Dès le matin, de nombreux Britanniques se sont pressés devant les grilles du palais de Kensington, déposant des photos de la princesse de Galles, des fleurs, ou encore des drapeaux aux couleurs du pays. Et nombre d’entre eux se sont installés sur les pelouses londoniennes, dans l’espoir de voir arriver les princes Harry et William et d’assister, de très loin, à la petite cérémonie d’hommage.

Plus de 24 ans après sa mort, le mythe de Lady Di perdure : sa voiture a été vendue aux enchères pour quelque 60.000 euros à un musée d’Amérique du Sud cette semaine, elle passe toujours pour une icône de la mode et ses robes font régulièrement l’objet d’expositions au Royaume-Uni – un phénomène entretenu par la série The Crown.

« Bataille des deux frères »

Mais plus que l’hommage à la princesse, l’enjeu de la cérémonie est de savoir si les retrouvailles des deux frères peuvent apaiser la crise provoquée par la sortie fracassante de Harry de son rôle au sein de la famille royale, et la retentissante interview donnée avec son épouse Meghan Markle à la star des écrans américains Oprah Winfrey, diffusée en mars.
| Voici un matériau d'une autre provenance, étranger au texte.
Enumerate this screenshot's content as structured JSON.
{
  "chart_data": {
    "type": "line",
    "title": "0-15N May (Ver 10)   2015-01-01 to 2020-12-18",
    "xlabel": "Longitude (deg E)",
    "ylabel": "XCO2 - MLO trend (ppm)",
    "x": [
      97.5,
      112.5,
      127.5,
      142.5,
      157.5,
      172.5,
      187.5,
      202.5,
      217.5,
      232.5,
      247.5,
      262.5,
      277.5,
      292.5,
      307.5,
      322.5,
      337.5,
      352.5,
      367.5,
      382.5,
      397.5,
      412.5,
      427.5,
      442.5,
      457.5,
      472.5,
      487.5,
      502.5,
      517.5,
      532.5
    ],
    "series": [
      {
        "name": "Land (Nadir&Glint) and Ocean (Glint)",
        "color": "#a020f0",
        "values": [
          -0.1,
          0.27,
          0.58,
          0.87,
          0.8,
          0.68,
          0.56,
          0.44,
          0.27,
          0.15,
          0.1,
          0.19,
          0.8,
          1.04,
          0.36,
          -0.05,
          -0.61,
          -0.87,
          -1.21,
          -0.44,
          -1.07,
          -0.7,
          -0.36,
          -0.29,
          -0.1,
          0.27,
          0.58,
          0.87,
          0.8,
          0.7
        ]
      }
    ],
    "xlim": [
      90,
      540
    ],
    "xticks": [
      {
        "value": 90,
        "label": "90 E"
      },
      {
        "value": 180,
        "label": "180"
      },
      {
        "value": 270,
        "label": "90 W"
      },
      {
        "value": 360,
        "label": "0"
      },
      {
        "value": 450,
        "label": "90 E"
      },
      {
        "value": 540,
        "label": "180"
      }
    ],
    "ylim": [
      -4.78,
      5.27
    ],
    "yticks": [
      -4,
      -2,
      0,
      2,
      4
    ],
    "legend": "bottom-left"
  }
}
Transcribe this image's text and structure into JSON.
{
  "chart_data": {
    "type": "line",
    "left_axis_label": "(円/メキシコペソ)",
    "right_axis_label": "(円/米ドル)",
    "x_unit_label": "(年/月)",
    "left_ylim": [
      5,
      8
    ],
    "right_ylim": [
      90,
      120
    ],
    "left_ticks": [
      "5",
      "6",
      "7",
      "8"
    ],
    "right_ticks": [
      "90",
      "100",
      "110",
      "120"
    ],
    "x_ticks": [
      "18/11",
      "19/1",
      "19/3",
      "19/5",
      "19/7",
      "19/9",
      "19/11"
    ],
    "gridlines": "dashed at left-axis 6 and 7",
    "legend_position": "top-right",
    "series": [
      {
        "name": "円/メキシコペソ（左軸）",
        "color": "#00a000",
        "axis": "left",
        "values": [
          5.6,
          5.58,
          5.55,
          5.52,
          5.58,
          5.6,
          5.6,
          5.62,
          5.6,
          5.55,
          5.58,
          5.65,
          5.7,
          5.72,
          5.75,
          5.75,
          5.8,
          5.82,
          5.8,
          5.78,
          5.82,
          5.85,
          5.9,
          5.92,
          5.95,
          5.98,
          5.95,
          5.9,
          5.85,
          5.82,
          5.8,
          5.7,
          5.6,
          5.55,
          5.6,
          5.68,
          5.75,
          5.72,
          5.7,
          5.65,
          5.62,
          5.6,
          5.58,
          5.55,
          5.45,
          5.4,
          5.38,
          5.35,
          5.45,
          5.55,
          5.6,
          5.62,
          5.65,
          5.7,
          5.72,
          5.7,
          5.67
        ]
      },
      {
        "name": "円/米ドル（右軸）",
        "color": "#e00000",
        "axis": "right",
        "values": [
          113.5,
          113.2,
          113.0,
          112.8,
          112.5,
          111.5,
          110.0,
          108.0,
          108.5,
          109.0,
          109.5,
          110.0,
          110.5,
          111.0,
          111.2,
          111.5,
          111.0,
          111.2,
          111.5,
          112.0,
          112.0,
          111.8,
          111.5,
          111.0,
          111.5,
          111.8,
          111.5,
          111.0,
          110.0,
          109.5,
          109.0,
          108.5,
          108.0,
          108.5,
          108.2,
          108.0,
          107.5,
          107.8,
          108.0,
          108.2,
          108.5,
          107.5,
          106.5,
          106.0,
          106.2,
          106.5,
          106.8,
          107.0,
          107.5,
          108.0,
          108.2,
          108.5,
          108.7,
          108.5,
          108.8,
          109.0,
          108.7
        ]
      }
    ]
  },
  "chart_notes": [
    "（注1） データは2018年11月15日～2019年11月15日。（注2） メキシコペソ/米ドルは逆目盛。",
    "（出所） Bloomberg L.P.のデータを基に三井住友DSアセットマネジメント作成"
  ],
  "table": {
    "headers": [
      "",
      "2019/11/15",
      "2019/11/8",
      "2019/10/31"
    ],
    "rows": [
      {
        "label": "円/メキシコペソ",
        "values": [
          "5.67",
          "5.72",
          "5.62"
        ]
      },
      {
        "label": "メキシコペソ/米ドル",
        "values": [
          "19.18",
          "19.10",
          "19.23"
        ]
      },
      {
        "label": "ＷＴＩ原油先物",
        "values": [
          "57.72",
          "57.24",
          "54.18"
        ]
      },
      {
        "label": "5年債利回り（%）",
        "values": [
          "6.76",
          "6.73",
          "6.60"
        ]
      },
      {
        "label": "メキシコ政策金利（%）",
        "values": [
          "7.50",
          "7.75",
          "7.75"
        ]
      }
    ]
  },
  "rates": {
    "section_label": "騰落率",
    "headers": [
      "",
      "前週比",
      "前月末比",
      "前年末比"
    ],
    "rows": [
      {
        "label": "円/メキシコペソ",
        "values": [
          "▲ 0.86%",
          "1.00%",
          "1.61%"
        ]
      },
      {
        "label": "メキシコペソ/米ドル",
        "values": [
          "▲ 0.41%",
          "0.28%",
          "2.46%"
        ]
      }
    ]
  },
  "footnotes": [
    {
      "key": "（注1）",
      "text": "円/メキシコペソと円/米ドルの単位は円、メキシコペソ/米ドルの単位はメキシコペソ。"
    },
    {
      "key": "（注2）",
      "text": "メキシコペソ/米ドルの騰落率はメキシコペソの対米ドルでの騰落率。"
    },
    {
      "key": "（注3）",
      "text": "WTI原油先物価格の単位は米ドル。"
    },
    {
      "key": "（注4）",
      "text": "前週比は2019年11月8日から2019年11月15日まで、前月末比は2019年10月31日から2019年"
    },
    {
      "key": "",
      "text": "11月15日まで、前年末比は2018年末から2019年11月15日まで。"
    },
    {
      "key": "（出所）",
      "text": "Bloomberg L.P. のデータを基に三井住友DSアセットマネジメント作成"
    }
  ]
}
Le duc et la duchesse de Sussex ont particulièrement froissé la famille royale en suggérant dans leur interview fleuve qu’un de ses membres s’était comporté de façon raciste en s’interrogeant avant sa naissance sur la couleur de peau de leur fils Archie.

Les membres de la famille royale «  ne sont absolument pas racistes », avait répliqué le prince William, 39 ans, interrogé peu après en marge d’un événement officiel.

De même, être décrit par son petit frère de 36 ans comme «  pris au piège » de la famille royale n’a pas dû être du goût d’un aîné promis à la lourde charge de roi.

Depuis, les deux frères se sont brièvement retrouvés en avril aux funérailles du prince Philip, le mari de la reine Elizabeth II, mais sans signe apparent que les tensions se soient apaisées.

«  William n’a pas adressé la parole à Harry lors de la réception au château de Windsor ayant suivi les obsèques par peur que le contenu de la conversation ne soit immédiatement divulgué par Meghan par le truchement d’Oprah Winfrey ou par le réseau des Sussex », assure Robert Lacey, spécialiste de la famille royale, dans un livre qui vient de sortir, intitulé « La Bataille des deux frères ».

Depuis, le prince Harry n’est revenu que la semaine dernière de Californie, où il réside avec sa femme et leurs deux enfants, faisant une apparition surprise mercredi lors d’un événement caritatif organisé pour des enfants malades.

Selon le tabloïd Daily mail, qui cite une source royale, son retour sur le sol britannique a donné l’occasion aux deux frères de discuter cette semaine de la victoire de l’Angleterre sur l’Allemagne lors de l’Euro de football, alimentant l’espoir d’un potentiel dégel de leurs relations.